Croyez-vous en la tenue des Jeux Olympiques ou pensez-vous qu’un report serait plus approprié au vu de la situation actuelle ?

Moi j’y crois. Je pense que le temps va faire son effet et que d’ici là, la pandémie aura fortement régressé. En tout cas je l’espère. Nous, les athlètes, serons tous sur le même pied d’égalité. Personnellement, c’est une saison que j’aborde de la meilleure des manières. Je me sens vraiment prêt et j’aimerais vraiment que les Jeux Olympiques de Tokyo soient maintenus à la date initiale.

La concurrence dans votre catégorie rend la tâche encore plus dure. 

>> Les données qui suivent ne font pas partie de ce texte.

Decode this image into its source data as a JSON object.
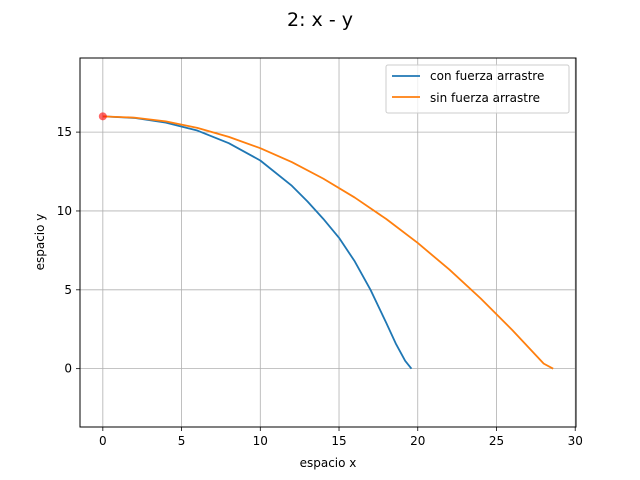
{
  "chart_data": {
    "type": "line",
    "title": "2: x - y",
    "xlabel": "espacio x",
    "ylabel": "espacio y",
    "xlim": [
      -1.45,
      30.05
    ],
    "ylim": [
      -3.7,
      19.7
    ],
    "xticks": [
      0,
      5,
      10,
      15,
      20,
      25,
      30
    ],
    "yticks": [
      0,
      5,
      10,
      15
    ],
    "grid": true,
    "legend_position": "top-right",
    "series": [
      {
        "name": "con fuerza arrastre",
        "color": "#1f77b4",
        "x": [
          0,
          2,
          4,
          6,
          8,
          10,
          12,
          13,
          14,
          15,
          16,
          17,
          18,
          18.6,
          19.2,
          19.6
        ],
        "y": [
          16,
          15.9,
          15.6,
          15.1,
          14.3,
          13.2,
          11.6,
          10.6,
          9.5,
          8.3,
          6.8,
          5.0,
          2.9,
          1.6,
          0.5,
          0
        ]
      },
      {
        "name": "sin fuerza arrastre",
        "color": "#ff7f0e",
        "x": [
          0,
          2,
          4,
          6,
          8,
          10,
          12,
          14,
          16,
          18,
          20,
          22,
          24,
          26,
          28,
          28.6
        ],
        "y": [
          16,
          15.92,
          15.68,
          15.27,
          14.7,
          13.98,
          13.1,
          12.05,
          10.85,
          9.49,
          7.97,
          6.29,
          4.45,
          2.45,
          0.32,
          0
        ]
      }
    ],
    "markers": [
      {
        "x": 0,
        "y": 16,
        "color": "#ff0000"
      }
    ]
  }
}
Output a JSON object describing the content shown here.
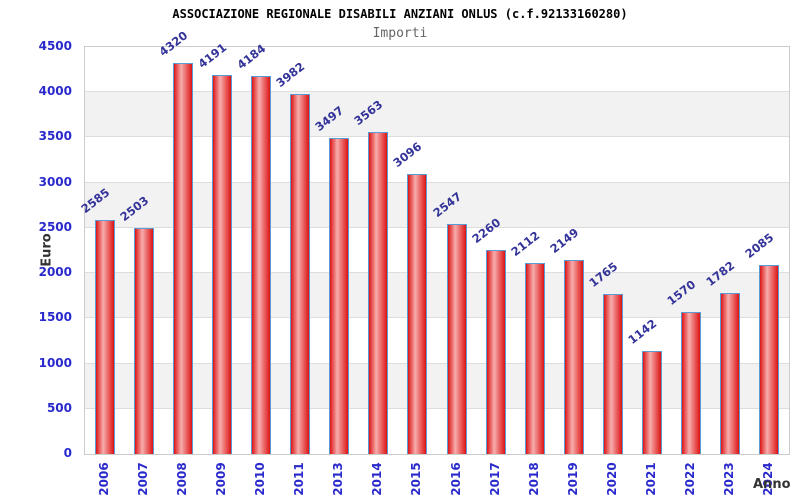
{
  "header": {
    "title": "ASSOCIAZIONE REGIONALE DISABILI ANZIANI ONLUS (c.f.92133160280)",
    "subtitle": "Importi"
  },
  "chart_data": {
    "type": "bar",
    "title": "ASSOCIAZIONE REGIONALE DISABILI ANZIANI ONLUS (c.f.92133160280)",
    "subtitle": "Importi",
    "xlabel": "Anno",
    "ylabel": "Euro",
    "categories": [
      "2006",
      "2007",
      "2008",
      "2009",
      "2010",
      "2011",
      "2013",
      "2014",
      "2015",
      "2016",
      "2017",
      "2018",
      "2019",
      "2020",
      "2021",
      "2022",
      "2023",
      "2024"
    ],
    "values": [
      2585,
      2503,
      4320,
      4191,
      4184,
      3982,
      3497,
      3563,
      3096,
      2547,
      2260,
      2112,
      2149,
      1765,
      1142,
      1570,
      1782,
      2085
    ],
    "ylim": [
      0,
      4500
    ],
    "yticks": [
      0,
      500,
      1000,
      1500,
      2000,
      2500,
      3000,
      3500,
      4000,
      4500
    ],
    "grid": "horizontal gridlines every 500 with alternating gray bands",
    "legend": null,
    "bar_label_rotation_deg": -38,
    "x_tick_rotation_deg": -90
  },
  "colors": {
    "bar_edge_red": "#dd1515",
    "bar_center_red": "#f7adad",
    "bar_border": "#5b9bd5",
    "axis_tick_label": "#2929cc",
    "value_label": "#333399",
    "band_gray": "#f2f2f2",
    "grid_line": "#dddddd",
    "plot_border": "#cccccc",
    "title_text": "#000000",
    "subtitle_text": "#666666",
    "axis_title_text": "#333333"
  }
}
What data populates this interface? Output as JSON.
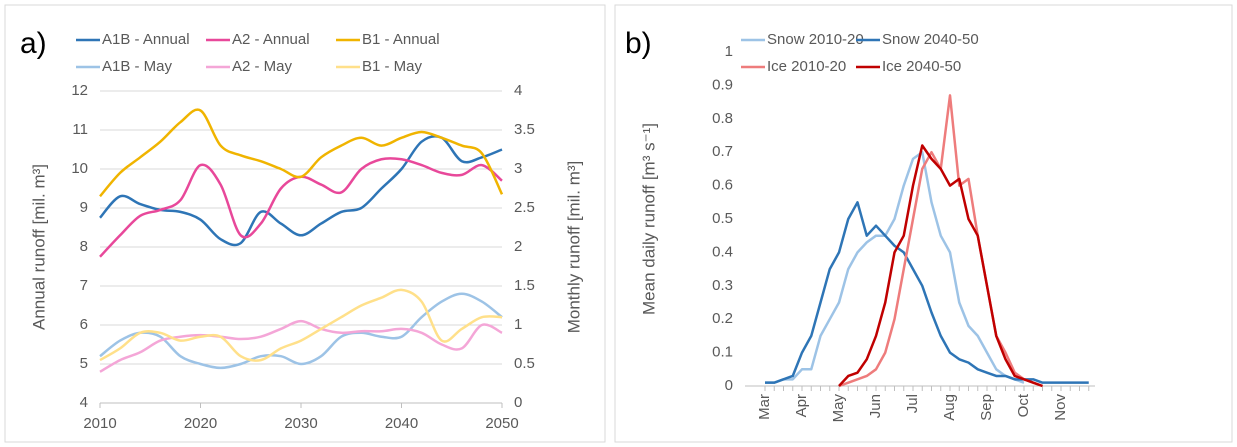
{
  "chart_data": [
    {
      "type": "line",
      "panel_label": "a)",
      "smooth": true,
      "grid": true,
      "legend": "top",
      "ylabel": "Annual runoff [mil. m³]",
      "y2label": "Monthly runoff [mil. m³]",
      "x": [
        2010,
        2012,
        2014,
        2016,
        2018,
        2020,
        2022,
        2024,
        2026,
        2028,
        2030,
        2032,
        2034,
        2036,
        2038,
        2040,
        2042,
        2044,
        2046,
        2048,
        2050
      ],
      "xlim": [
        2010,
        2050
      ],
      "xticks": [
        2010,
        2020,
        2030,
        2040,
        2050
      ],
      "ylim": [
        4,
        12
      ],
      "yticks": [
        4,
        5,
        6,
        7,
        8,
        9,
        10,
        11,
        12
      ],
      "y2lim": [
        0,
        4
      ],
      "y2ticks": [
        0,
        0.5,
        1,
        1.5,
        2,
        2.5,
        3,
        3.5,
        4
      ],
      "series": [
        {
          "name": "A1B - Annual",
          "color": "#2e75b6",
          "values": [
            8.75,
            9.3,
            9.1,
            8.95,
            8.9,
            8.7,
            8.2,
            8.1,
            8.9,
            8.6,
            8.3,
            8.6,
            8.9,
            9.0,
            9.5,
            10.0,
            10.7,
            10.8,
            10.2,
            10.3,
            10.5
          ]
        },
        {
          "name": "A2 - Annual",
          "color": "#e8489a",
          "values": [
            7.75,
            8.3,
            8.8,
            8.95,
            9.2,
            10.1,
            9.6,
            8.3,
            8.6,
            9.5,
            9.8,
            9.6,
            9.4,
            10.0,
            10.25,
            10.25,
            10.1,
            9.9,
            9.85,
            10.1,
            9.7
          ]
        },
        {
          "name": "B1 - Annual",
          "color": "#f0b400",
          "values": [
            9.3,
            9.9,
            10.3,
            10.7,
            11.2,
            11.5,
            10.6,
            10.35,
            10.2,
            10.0,
            9.8,
            10.3,
            10.6,
            10.8,
            10.6,
            10.8,
            10.95,
            10.8,
            10.6,
            10.4,
            9.35
          ]
        },
        {
          "name": "A1B - May",
          "color": "#9dc3e6",
          "axis": "y2",
          "values": [
            0.6,
            0.8,
            0.9,
            0.85,
            0.6,
            0.5,
            0.45,
            0.5,
            0.6,
            0.6,
            0.5,
            0.6,
            0.85,
            0.9,
            0.85,
            0.85,
            1.1,
            1.3,
            1.4,
            1.3,
            1.1
          ]
        },
        {
          "name": "A2 - May",
          "color": "#f4a6d7",
          "axis": "y2",
          "values": [
            0.4,
            0.55,
            0.65,
            0.8,
            0.85,
            0.87,
            0.85,
            0.82,
            0.85,
            0.95,
            1.05,
            0.95,
            0.9,
            0.92,
            0.92,
            0.95,
            0.9,
            0.75,
            0.7,
            1.0,
            0.9
          ]
        },
        {
          "name": "B1 - May",
          "color": "#ffe08a",
          "axis": "y2",
          "values": [
            0.55,
            0.7,
            0.9,
            0.9,
            0.8,
            0.85,
            0.85,
            0.6,
            0.55,
            0.7,
            0.8,
            0.95,
            1.1,
            1.25,
            1.35,
            1.45,
            1.3,
            0.8,
            0.95,
            1.1,
            1.1
          ]
        }
      ]
    },
    {
      "type": "line",
      "panel_label": "b)",
      "smooth": false,
      "grid": false,
      "legend": "top",
      "ylabel": "Mean daily runoff [m³ s⁻¹]",
      "categories": [
        "Mar",
        null,
        null,
        null,
        "Apr",
        null,
        null,
        null,
        "May",
        null,
        null,
        null,
        "Jun",
        null,
        null,
        null,
        "Jul",
        null,
        null,
        null,
        "Aug",
        null,
        null,
        null,
        "Sep",
        null,
        null,
        null,
        "Oct",
        null,
        null,
        null,
        "Nov",
        null,
        null,
        null
      ],
      "ylim": [
        0,
        1
      ],
      "yticks": [
        0,
        0.1,
        0.2,
        0.3,
        0.4,
        0.5,
        0.6,
        0.7,
        0.8,
        0.9,
        1
      ],
      "series": [
        {
          "name": "Snow 2010-20",
          "color": "#9dc3e6",
          "values": [
            0.01,
            0.01,
            0.02,
            0.02,
            0.05,
            0.05,
            0.15,
            0.2,
            0.25,
            0.35,
            0.4,
            0.43,
            0.45,
            0.45,
            0.5,
            0.6,
            0.68,
            0.7,
            0.55,
            0.45,
            0.4,
            0.25,
            0.18,
            0.15,
            0.1,
            0.05,
            0.03,
            0.02,
            0.01,
            null,
            null,
            null,
            null,
            null,
            null,
            null
          ]
        },
        {
          "name": "Snow 2040-50",
          "color": "#2e75b6",
          "values": [
            0.01,
            0.01,
            0.02,
            0.03,
            0.1,
            0.15,
            0.25,
            0.35,
            0.4,
            0.5,
            0.55,
            0.45,
            0.48,
            0.45,
            0.42,
            0.4,
            0.35,
            0.3,
            0.22,
            0.15,
            0.1,
            0.08,
            0.07,
            0.05,
            0.04,
            0.03,
            0.03,
            0.02,
            0.02,
            0.02,
            0.01,
            0.01,
            0.01,
            0.01,
            0.01,
            0.01
          ]
        },
        {
          "name": "Ice 2010-20",
          "color": "#ee7c7c",
          "values": [
            null,
            null,
            null,
            null,
            null,
            null,
            null,
            null,
            0,
            0.01,
            0.02,
            0.03,
            0.05,
            0.1,
            0.2,
            0.35,
            0.5,
            0.65,
            0.7,
            0.65,
            0.87,
            0.6,
            0.62,
            0.45,
            0.3,
            0.15,
            0.1,
            0.04,
            0.02,
            0.01,
            0,
            null,
            null,
            null,
            null,
            null
          ]
        },
        {
          "name": "Ice 2040-50",
          "color": "#c00000",
          "values": [
            null,
            null,
            null,
            null,
            null,
            null,
            null,
            null,
            0,
            0.03,
            0.04,
            0.08,
            0.15,
            0.25,
            0.4,
            0.45,
            0.6,
            0.72,
            0.68,
            0.65,
            0.6,
            0.62,
            0.5,
            0.45,
            0.3,
            0.15,
            0.08,
            0.03,
            0.02,
            0.01,
            0,
            null,
            null,
            null,
            null,
            null
          ]
        }
      ]
    }
  ]
}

Je suis dans une catégorie (les -69 kg, poids super-welters) rude, avec de nombreux prétendants à la médaille. J’ai été classé cinquième au classement des boxeurs européens lors des derniers Jeux Européens de Minsk (Biélorussie). Mais il y a aussi d’excellents boxeurs dans le monde entier. Je pense notamment aux Cubains. J’ai conscience que j’aurai à faire à des adversaires compliqués en face de moi. Mais dans la boxe, le combat n’est jamais joué d’avance. Peu importe qui tu as en face de toi sur le ring.

Qu’est-ce que cela représente pour vous de porter haut les couleurs de Monaco à l’international ?

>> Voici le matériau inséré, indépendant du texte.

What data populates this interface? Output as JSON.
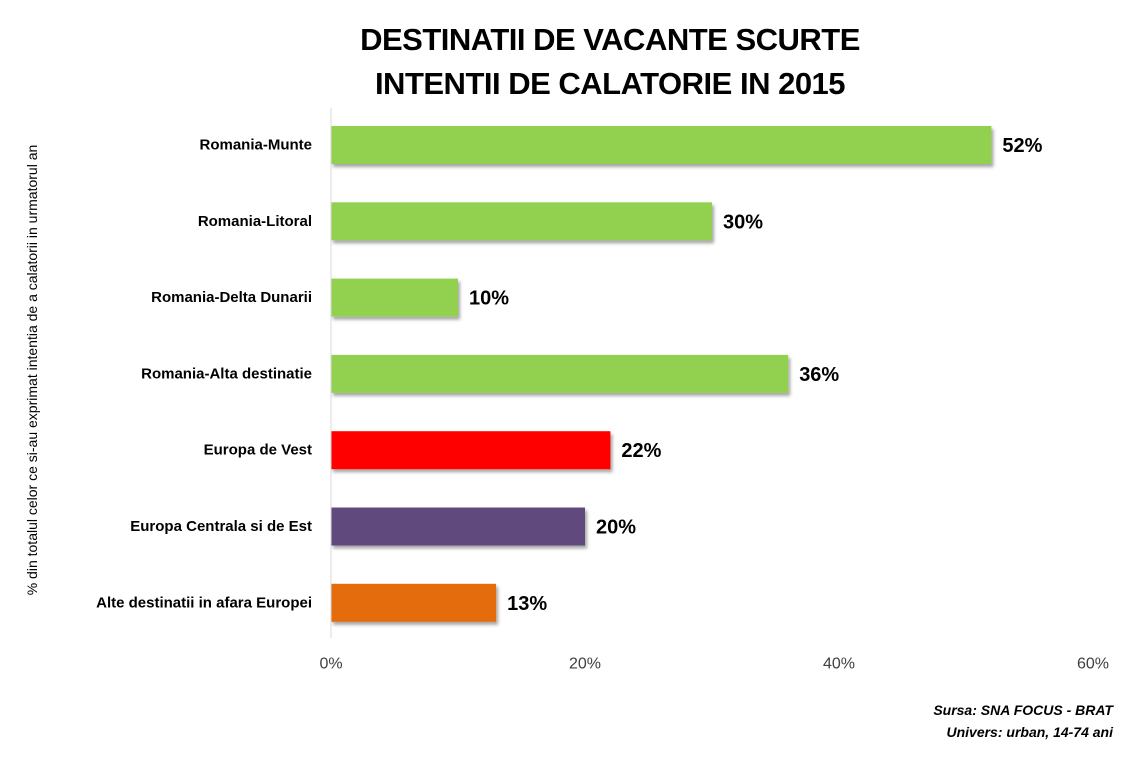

Monaco, ça représente énormément pour moi. Je suis né ici, j’ai grandi ici. C’est un immense honneur pour moi de pouvoir représenter mon pays dans une compétition comme les Jeux Olympiques. J’ai déjà eu la chance de faire raisonner l’hymne monégasque plusieurs fois à l’international, dans d’autres compétitions. Quand j’entends l’hymne, c’est une grande fierté pour moi.

Comment êtes-vous tombé dans la boxe ?

Mon père était boxeur. Petit, je m’inspirais beaucoup de lui. Et cela me donnait envie de faire pareil. Je me souviens d’une fois où nous étions à Valberg (une station de sports d’hiver de l’arrière-pays monégasque). Il y avait la journée du sport et j’ai demandé à mes parents si je pouvais essayer s’il y avait un ring. On ne pensait vraiment pas qu’il y en aurait un. D’ordinaire, c’est plutôt le handball ou le basket-ball qui sont mis en avant. Et pourtant, il y avait bien un ring. Ce jour-là, pour mon premier combat, mon père s’est aperçu que j’avais parfaitement bien retenu tout ce qu’il m’avait appris plus jeune dans ma chambre. C’est pour cela qu’il a décidé de m’inscrire à Monaco dès que l’on est rentré.

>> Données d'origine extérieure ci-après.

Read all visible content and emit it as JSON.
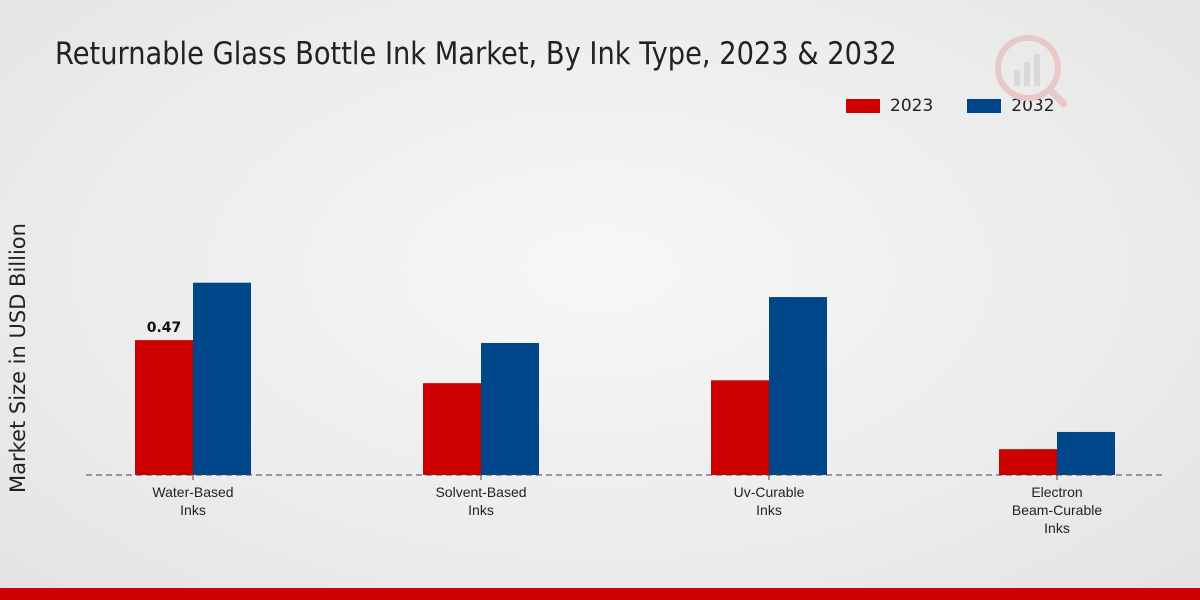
{
  "chart_data": {
    "type": "bar",
    "title": "Returnable Glass Bottle Ink Market, By Ink Type, 2023 & 2032",
    "ylabel": "Market Size in USD Billion",
    "xlabel": "",
    "categories": [
      "Water-Based Inks",
      "Solvent-Based Inks",
      "Uv-Curable Inks",
      "Electron Beam-Curable Inks"
    ],
    "series": [
      {
        "name": "2023",
        "color": "#cc0000",
        "values": [
          0.47,
          0.32,
          0.33,
          0.09
        ]
      },
      {
        "name": "2032",
        "color": "#00468b",
        "values": [
          0.67,
          0.46,
          0.62,
          0.15
        ]
      }
    ],
    "data_labels": [
      {
        "series": 0,
        "index": 0,
        "text": "0.47"
      }
    ],
    "ylim": [
      0,
      1.0
    ],
    "grid": false,
    "legend_position": "top-right"
  }
}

Plus qu’une passion, on imagine que la boxe a une place à part dans votre vie… 

La boxe est vitale pour moi. C’est ma vie, je ne pense qu’à ça. Quand j’allais à l’école je ne pensais qu’à la boxe. La nuit et pendant mes devoirs aussi (sourire).

Quels sont vos ambitions dans le futur ?

Mon rêve est de passer professionnel après les Jeux Olympiques de Tokyo pour devenir champion du monde. C’est le plus grand objectif de ma carrière.